Hypothesis / aims of study
Post-operative urinary tract infection (UTI) is a common complication following genitourinary (GU) oncologic surgery, however the relationship between preoperative and postoperative UTI status and longer-term postoperative outcomes remains incompletely characterized. We evaluated the association of preoperative and postoperative UTI patterns with development of serious adverse events following prostatectomy, cystectomy, and partial nephrectomy.
Study design, materials and methods
We performed an IRB approved, retrospective cohort study within Epic Cosmos of adult patients undergoing GU oncologic surgery between February 2017 and February 2025. Epic Cosmos is a cloud-based research platform developed by Epic Research that aggregates de-identified patient records from Epic Systems electronic health record across participating healthcare organizations. Patients undergoing prostatectomy, cystectomy, or partial nephrectomy were stratified into 3 UTI exposure groups: preoperative UTI without postoperative UTI, both preoperative and postoperative UTI, and postoperative UTI without preoperative UTI. Each group was compared with patients with neither preoperative nor postoperative UTI. Outcomes assessed at 1 month, 6 months, 1 year, and 5 years included death, sepsis, and ED visit. Associations were reported as odds ratios (ORs) with 95% confidence intervals (CIs).
Interpretation of results
Patients who developed pre and post-op UTI had generally higher rates of ER visits, sepsis and mortality compared to those without. This pattern was consistent with all 3 types of GU cancer surgeries: prostatectomy, cystectomy, and partial nephrectomy. This trend was seen at the 30 days, 60 days, 1 year and 5 year time point, suggesting that the associated risk with post-op UTI is not limited to the immediate perioperative period. There was increased risk of 30-day mortality with development of UTI after prostatectomy (p<0.001, OR 2.3, ) and partial nephrectomy (p<0.001, OR 1.9). Cystectomy, however, was not associated with increased mortality at 30 days (p=0.50, OR 1.04).

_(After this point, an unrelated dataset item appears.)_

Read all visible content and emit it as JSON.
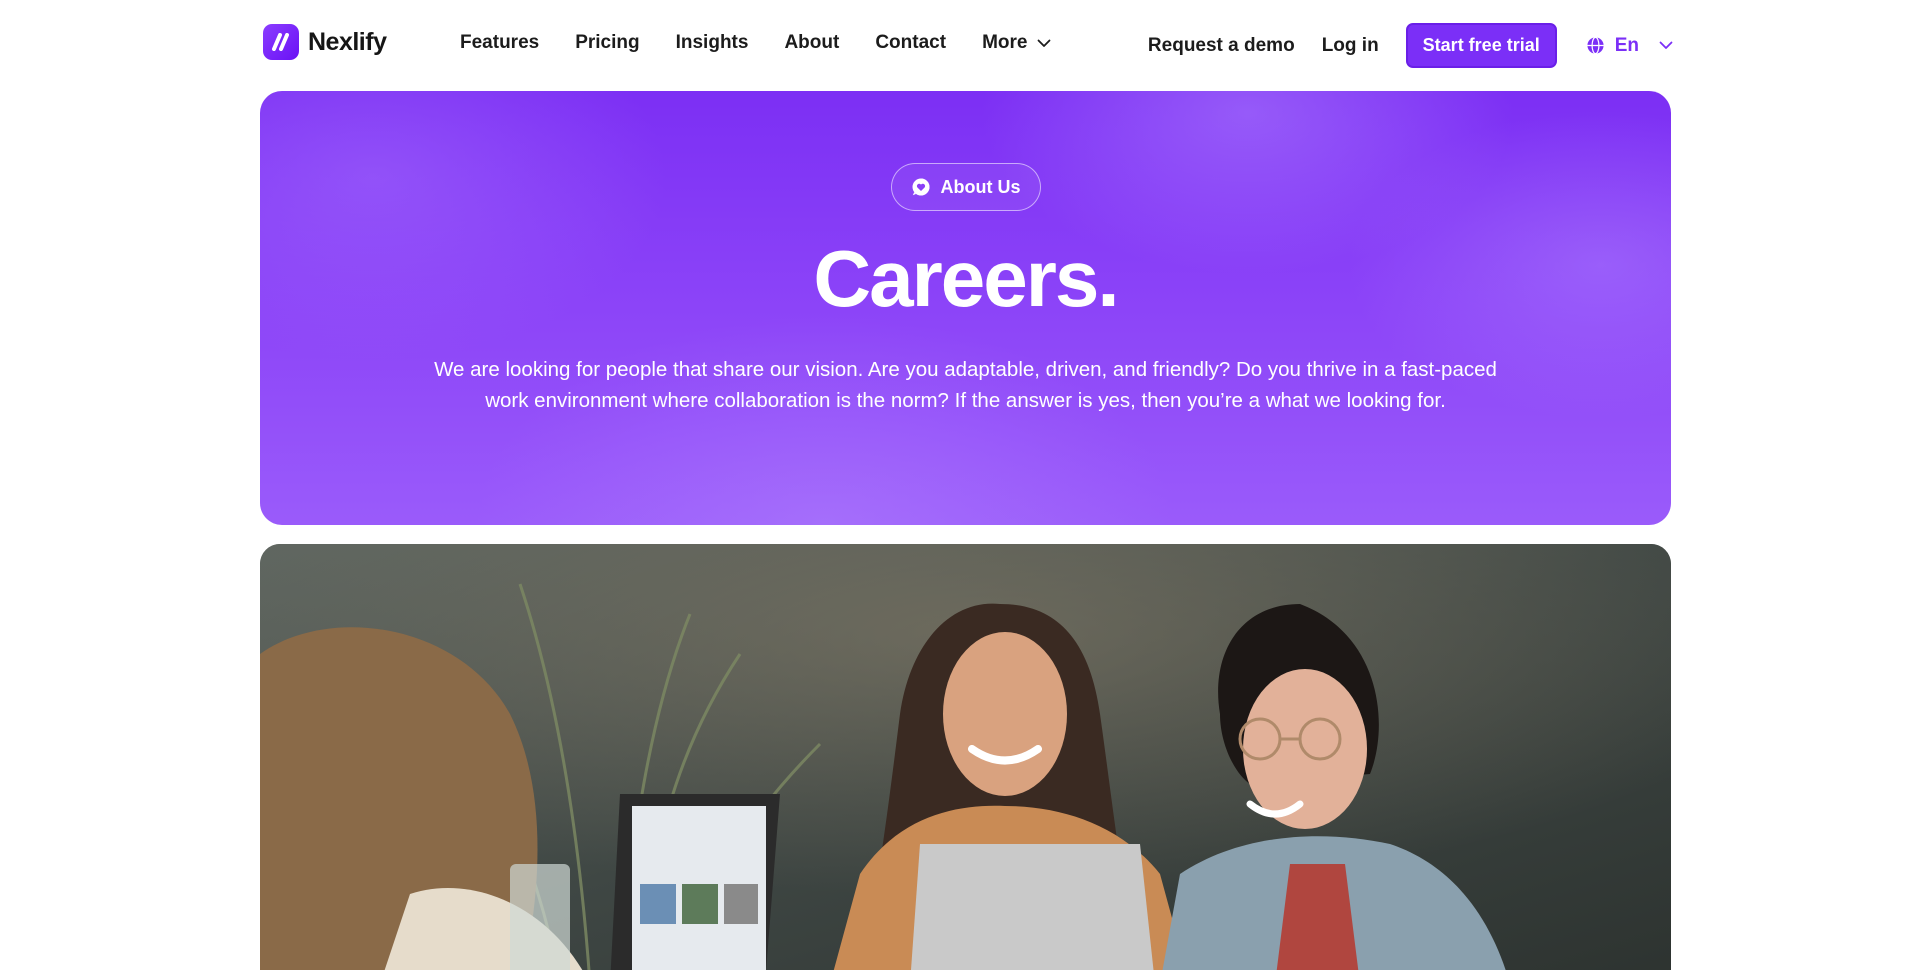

Across all 3 procedures, perioperative UTI was associated with increased odds of adverse postoperative outcomes relative to patients without preoperative or postoperative UTI. The strongest associations were observed after prostatectomy, particularly among patients with both preoperative and postoperative UTI, who had markedly increased odds of sepsis (OR 15.7 at 1 month, 18.4 at 6 months, 18.6 at 1 year, and 17.2 at 5 years), death (OR 5.0, 6.4, 7.1, and 8.3, respectively), and ED visit (OR 11.6, 12.2, 11.5, and 10.6, respectively). In the cystectomy cohort, effect sizes were more modest overall; the most consistent association was observed for sepsis, particularly in patients with both preoperative and postoperative UTI (OR 2.4, 2.5, 2.3, and 2.0 across follow-up intervals). In the partial nephrectomy cohort, adverse outcomes were also increased, with the greatest odds generally observed among patients with both preoperative and postoperative UTI or postoperative UTI alone. Overall, sepsis demonstrated the strongest and most consistent association with perioperative UTI status across all procedure types.